Empowering Retail Decision-Making: Harnessing Data Analytics for Contoso’s Sales Strategy Success.

Edwin Mbugua
10 min readApr 7, 2023

--

Power BI Dashboard

The objective of this task was to help a retail store make a data driven sales strategy based on it’s sales records over the years.

About the dataset

The Contoso BI Demo dataset is used to demonstrate DW/BI functionalities across the entire Microsoft Office product family. This dataset includes C-level, sales/marketing, IT, and common finance scenarios for the retail industry and support map integration. In addition, this dataset offers large volumes of transactions from OLTP and well-structured aggregations from OLAP, along with reference and dimension data.

Problem Definition
How well can we improve the sales in determining which products get recommended to customers given their profile and purchasing behavior?

The features used for the analysis included :

contoso_cleaned.columns

['CustomerKey', 'FullName', 'Gender', 'BirthDate', 'DateFirstPurchase',
'Age', 'YearlyIncome', 'Occupation', 'Education', 'MaritalStatus',
'TotalChildren', 'NumberChildrenAtHome', 'HouseOwnerFlag',
'NumberCarsOwned', 'CustomerType', 'FullDateLabel',
'CalendarDayOfWeekLabel', 'FiscalYear', 'FiscalYear.1',
'FiscalHalfYearLabel', 'FiscalQuarterLabel', 'CalendarMonthLabel',
'IsWorkDay', 'EuropeSeason', 'NorthAmericaSeason', 'AsiaSeason',
'ChannelName', 'SalesKey', 'SalesQuantity', 'UnitCost', 'UnitPrice',
'DiscountQuantity', 'DiscountAmount', 'SalesAmount',
'SalesProfitAmount', 'ProductName', 'ClassName', 'BrandName',
'StoreType', 'StoreName', 'Status', 'OnlineDiscountAmount',
'OnlineUnitCost', 'OnlineUnitPrice', 'OnlineTotalCost',
'OnlineSalesAmount', 'OnlineProfit', 'PromotionName', 'PromotionType',
'PromotionCategory', 'PromoDiscout%', 'PromoStartDate', 'PromoEndDate',
'PeriodBeforePromo(months)', 'PromoPeriod(months)', 'StateprovinceName',
'RegionCountryName', 'CustomerIsParent', 'CustomerFamilySize',
'CustomerFamilySizeAtHome', 'TotalCumulativeSales',
'TotalCumulativeProfit'],
dtype='object'

Database Entity Relationship Diagram

ER Diagram

Handling Missing Values

We don’t have missing data reason being we only obtained none null values from the database based on our query. Earlier we had handled missing values by dropping customers who there were no names and also where there were NAN values in numerical columns we replaced them with 0.

Database Query

Data Cleaning

This is an important step in data analysis and correct data formats need to be well put. In our case the date columns and Age needed to be properly set.

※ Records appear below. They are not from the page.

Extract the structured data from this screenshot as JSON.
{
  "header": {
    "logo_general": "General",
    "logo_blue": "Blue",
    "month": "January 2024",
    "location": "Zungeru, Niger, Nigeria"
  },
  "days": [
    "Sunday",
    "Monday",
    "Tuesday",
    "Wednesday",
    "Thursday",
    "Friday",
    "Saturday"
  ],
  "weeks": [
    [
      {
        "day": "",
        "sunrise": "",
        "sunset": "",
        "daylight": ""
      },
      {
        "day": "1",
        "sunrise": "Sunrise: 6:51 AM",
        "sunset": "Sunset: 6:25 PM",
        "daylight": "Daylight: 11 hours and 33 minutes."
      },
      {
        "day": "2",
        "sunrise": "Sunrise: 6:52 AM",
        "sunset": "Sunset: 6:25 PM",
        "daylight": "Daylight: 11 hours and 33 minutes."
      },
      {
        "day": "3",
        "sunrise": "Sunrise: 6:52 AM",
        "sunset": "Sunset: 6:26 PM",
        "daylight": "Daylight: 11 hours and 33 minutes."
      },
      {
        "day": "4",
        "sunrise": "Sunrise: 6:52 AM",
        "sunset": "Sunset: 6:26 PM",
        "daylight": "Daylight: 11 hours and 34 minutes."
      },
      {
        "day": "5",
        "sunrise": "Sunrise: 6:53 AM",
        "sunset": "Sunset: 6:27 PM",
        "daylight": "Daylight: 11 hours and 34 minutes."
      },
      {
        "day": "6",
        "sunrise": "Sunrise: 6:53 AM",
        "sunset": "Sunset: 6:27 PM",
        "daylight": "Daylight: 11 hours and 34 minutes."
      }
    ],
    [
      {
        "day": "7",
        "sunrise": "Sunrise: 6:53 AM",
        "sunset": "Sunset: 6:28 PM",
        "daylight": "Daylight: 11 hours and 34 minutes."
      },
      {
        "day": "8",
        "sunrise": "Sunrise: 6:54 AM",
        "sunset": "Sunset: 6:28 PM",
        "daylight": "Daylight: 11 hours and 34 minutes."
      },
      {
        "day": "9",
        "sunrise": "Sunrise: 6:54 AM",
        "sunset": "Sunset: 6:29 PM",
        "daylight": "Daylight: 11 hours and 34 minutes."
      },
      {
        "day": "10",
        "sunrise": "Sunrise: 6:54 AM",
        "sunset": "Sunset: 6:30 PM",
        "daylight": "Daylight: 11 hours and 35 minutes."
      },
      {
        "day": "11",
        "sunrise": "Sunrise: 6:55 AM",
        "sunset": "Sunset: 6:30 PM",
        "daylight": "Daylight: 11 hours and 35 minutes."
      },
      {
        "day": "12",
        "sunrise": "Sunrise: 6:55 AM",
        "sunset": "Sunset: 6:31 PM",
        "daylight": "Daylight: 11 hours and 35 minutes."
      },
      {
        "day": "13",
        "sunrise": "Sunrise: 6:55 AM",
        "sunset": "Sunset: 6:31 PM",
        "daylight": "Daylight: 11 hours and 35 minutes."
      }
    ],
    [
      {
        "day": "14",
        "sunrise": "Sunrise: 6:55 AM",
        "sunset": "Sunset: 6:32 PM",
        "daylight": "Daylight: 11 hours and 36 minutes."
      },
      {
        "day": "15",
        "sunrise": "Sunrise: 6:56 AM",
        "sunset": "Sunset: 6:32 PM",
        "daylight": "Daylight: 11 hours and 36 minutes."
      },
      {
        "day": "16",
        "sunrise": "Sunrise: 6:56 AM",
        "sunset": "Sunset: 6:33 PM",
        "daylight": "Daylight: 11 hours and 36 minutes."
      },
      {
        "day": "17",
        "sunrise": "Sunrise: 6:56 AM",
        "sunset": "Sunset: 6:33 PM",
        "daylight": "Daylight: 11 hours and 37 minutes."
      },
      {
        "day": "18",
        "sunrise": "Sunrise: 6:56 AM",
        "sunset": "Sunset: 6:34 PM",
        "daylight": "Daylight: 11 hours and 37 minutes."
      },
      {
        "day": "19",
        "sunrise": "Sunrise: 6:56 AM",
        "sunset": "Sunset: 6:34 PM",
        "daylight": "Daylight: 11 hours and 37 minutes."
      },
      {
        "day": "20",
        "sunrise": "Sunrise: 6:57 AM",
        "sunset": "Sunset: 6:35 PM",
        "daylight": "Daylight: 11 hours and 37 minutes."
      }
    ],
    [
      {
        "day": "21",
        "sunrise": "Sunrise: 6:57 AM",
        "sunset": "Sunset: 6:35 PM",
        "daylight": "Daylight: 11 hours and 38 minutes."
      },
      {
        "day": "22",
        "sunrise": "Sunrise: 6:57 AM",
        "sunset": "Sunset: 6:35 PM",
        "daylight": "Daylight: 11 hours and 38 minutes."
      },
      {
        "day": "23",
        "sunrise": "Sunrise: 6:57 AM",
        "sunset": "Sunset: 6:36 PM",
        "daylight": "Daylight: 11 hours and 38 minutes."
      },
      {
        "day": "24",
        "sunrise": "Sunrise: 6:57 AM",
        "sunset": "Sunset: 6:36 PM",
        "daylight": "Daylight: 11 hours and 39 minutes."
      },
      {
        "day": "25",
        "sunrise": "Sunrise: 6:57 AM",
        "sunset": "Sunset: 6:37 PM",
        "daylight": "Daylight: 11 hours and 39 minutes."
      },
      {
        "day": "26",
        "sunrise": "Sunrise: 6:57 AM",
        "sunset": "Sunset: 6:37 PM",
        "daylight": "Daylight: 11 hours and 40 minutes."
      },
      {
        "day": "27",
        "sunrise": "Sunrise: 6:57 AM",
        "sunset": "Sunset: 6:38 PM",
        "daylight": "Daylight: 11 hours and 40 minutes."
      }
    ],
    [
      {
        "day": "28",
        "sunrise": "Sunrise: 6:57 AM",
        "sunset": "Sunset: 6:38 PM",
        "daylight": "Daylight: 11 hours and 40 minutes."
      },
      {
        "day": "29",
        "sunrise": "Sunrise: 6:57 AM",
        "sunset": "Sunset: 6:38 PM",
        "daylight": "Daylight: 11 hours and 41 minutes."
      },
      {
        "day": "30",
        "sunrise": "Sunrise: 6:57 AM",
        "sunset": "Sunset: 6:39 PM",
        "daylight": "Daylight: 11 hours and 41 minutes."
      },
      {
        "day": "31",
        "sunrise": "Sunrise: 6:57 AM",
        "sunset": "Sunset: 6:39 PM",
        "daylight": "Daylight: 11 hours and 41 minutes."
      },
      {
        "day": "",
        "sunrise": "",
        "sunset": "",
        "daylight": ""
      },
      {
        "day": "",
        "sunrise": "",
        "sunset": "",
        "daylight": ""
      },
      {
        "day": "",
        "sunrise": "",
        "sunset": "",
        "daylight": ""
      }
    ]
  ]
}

#Changing the date types to their correct data type
consoto_data[['FullDateLabel','PromoStartDate','PromoEndDate','BirthDate','DateFirstPurchase']]=consoto_data[['FullDateLabel','PromoStartDate','PromoEndDate','BirthDate','DateFirstPurchase']].apply(pd.to_datetime,format='%Y-%m-%d')
#Change Age to integer data type
consoto_data['Age']=consoto_data['Age'].apply(np.int64)
consoto_data['NumberChildrenAtHome']=consoto_data['NumberChildrenAtHome'].apply(np.int64)
print('Education Levels \n',consoto_data['Education'].value_counts())

Education Levels
High School 27603
Partial College 27127
Bachelors 20962
Graduate Degree 14288
Partial High School 10020
Name: Education, dtype: int64

Also in education we needed to compress the levels into 3 categories namely: High School ,Undergraduate and Post Graduate.

Partial High School :The students in the selective classes participate in separate English, mathematics and science classes. They generally join the non-selective students (High School)for classes in other subjects.

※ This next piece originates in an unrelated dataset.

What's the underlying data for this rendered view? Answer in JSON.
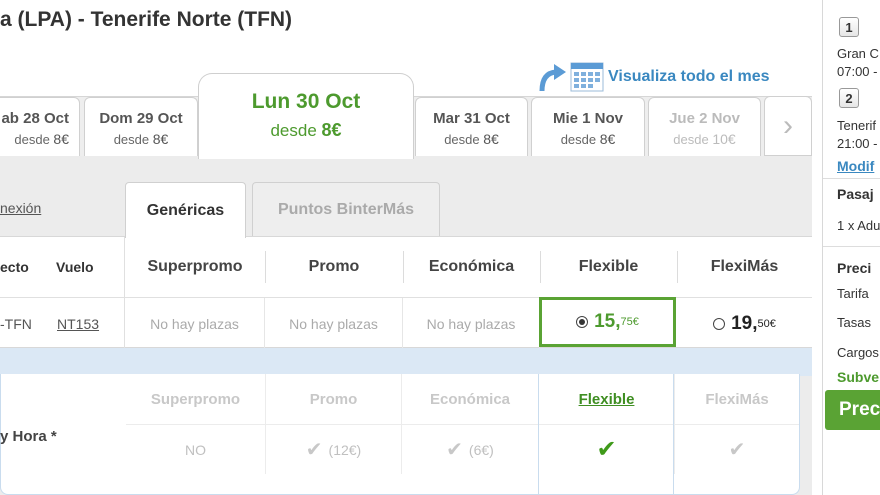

Bachelors A bachelor’s degree is typically a four-year degree program that is earned at the undergraduate level.

Graduate Degree Graduate education encompasses research, study and teaching beyond the bachelor’s degree. While undergraduate education leads to a bachelor’s degree, graduate education leads to master’s degree and doctorate, also called a doctoral degree.

Partial College The term college generally refers to an institution that offers only undergraduate degree programs.

Feature Engineering

#Finding Customers who are Parents
consoto_data['CustomerIsParent']=consoto_data['TotalChildren'].replace({0:0,1:1,2:1,3:1,4:1,5:1})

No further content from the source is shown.